Many consider BaubleBar to be the go-to online retailer for on-trend accessories, and not surprisingly, co-founder Daniella Yacobovsky agrees: "That's where we want to play, and where we want to be." The company didn't start out in 2011 by trying to disrupt. Instead, Yacobovsky believes they won by focusing on authenticity and on their customer's needs. They had a customer that had a core need that wasn't being met. I've long been impressed by BaubleBar's commitment to innovation, enough to invite Yacobovsky to share their story on stage at Innovation Congress 2017.
Here's how they're doing it:
#1: A willingness to learn
The founders, Yacobovsky and Amy Jain, tried to create something that would resonate with themselves first and foremost, but also with a large swath of women like them. Of course, there were surprises along the way. For one, they were surprised by how broad the demographic skewed in terms of age.

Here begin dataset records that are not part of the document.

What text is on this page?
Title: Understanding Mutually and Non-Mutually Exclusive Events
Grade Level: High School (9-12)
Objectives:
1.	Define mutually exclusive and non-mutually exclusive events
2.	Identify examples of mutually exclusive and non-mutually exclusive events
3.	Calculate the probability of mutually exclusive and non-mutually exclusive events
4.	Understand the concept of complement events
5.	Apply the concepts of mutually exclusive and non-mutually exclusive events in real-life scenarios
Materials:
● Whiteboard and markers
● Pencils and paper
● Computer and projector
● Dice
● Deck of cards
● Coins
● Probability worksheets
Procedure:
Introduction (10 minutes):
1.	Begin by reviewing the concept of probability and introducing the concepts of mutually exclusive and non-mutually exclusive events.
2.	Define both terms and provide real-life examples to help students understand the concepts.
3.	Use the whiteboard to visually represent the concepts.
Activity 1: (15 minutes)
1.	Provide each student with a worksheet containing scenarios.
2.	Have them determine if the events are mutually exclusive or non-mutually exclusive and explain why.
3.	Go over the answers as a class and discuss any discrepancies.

Yacobovsky and Jain figured they were marketing to a 28 year-old woman who was largely metropolitan-based, but learned fashion and accessories operate a bit differently: Yacobovsky's mother would never think of borrowing her fashion, but does, on occasion, steal some of her jewelry. So, the biggest surprise to the founders was learning that accessories are a place where a women outside their core demo can play with trend.
#2: Focusing on process
Yacobovsky believes that BaubleBar's differentiator is its process. "We believe that we can service every woman's needs within this category, leveraging our proprietary system," explains Yacobovsky, "because we believe it is a better way of bringing a product to market." There's been some evidence to support her claims: BaubleBar's proprietary design and development processes, which are focused on meeting customers' needs for on-trend products with a blazingly fast turnaround time, are some of the startup's key differentiators.
A trend might be spotted on the runway or even in an Instagram influencer's feed. From that point, an accessory could be on sale within just two months - a turnaround time that was previously unheard of in the category. A large portion of BaubleBar's headcount is allocated to their product team, with roughly 1 in 4 of those team members focused on adapting trends into saleable products.
BaubleBar constantly iterates on its process to become faster and smarter on an ongoing basis. The company isn't shy about talking about its data-centric approach. Its marketing team drills down by age, geography, preferences for different colors, and many other criteria to understand what resonates with different customers: not just what she's purchasing, but also what she's sharing with friends. "We're always making decisions off of how much information we have in our systems, and that allows us to be better at bringing her exactly what she wants," Yacobovsky tells me. "That's really what we're bringing to the table, to feed back to the customer." The company doesn't just use this to figure out what to make: it also uses this to figure out what it should be talking about as a brand.
#3: A thoughtful brand extension
The brand's proprietary design and product development systems clearly differentiate it within the market; they've used those differentiators to build a powerful brand. Yet at the same time, Yacobovsky recognizes they can't serve every demo through the core BaubleBar brand because then it becomes diluted and it doesn't stand for anything. As a result, Yacobovsky and Jain have built a new brand, SugarFix by BaubleBar, an exclusive partnership with Target.
SugarFix has a great opportunity for the brand's leadership to be able to speak to a different demographic and a different woman with a different product. This woman is looking for a different price point and elevated fashion. A quick analysis of the two lines exhibits that the way they're marketed is extremely different. The collaboration will offer a collection of fashion-forward accessories, including bracelets, rings, necklaces, and earrings, with new pieces being released online and in brick-and-mortar on a monthly basis.
The SugarFix opportunity was a massive one and one that Yacobovsky and team were extremely excited about. "We love Target," explains Yacobovsky. "They've been unbelievable partners, extremely forward-thinking, and innovative." Whenever a smaller company works with a larger company, there is always the question of whether they can operate in a similar? BaubleBar prides itself on being scrappy, and it's hard to imagine a massive brand like Target keeping pace. Yet, it's clear that Target has been an "awesome partner," in Yacobovsky's words. It was a no-brainer for BaubleBar, given that Target is such a spectacular brand and a good company to work with to boot. Moreover, the opportunity "laddered up" to BaubleBar's core goal and it gave the brand an opportunity to reach a new demographic and increase distribution. Yacobovsky says, "We're always thinking of, how do we innovate and do things that are different and push us forward and push the envelope?"
#4: Measuring success
As for how Yacobovsky knows BaubleBar is moving in the right direction? Her team religiously monitors not just overall traffic, but sources of traffic as well. Repeat rate of existing customers is another important metric, as is the retention rate of newly acquired customers. "We track NPS score religiously," she adds. "We're polling new customers. We're looking to see how frequently she comes back." By all accounts, whether it's the core BaubleBar customer or the new fans being drawn to SugarFix, it appears as if that customer is coming back, and often.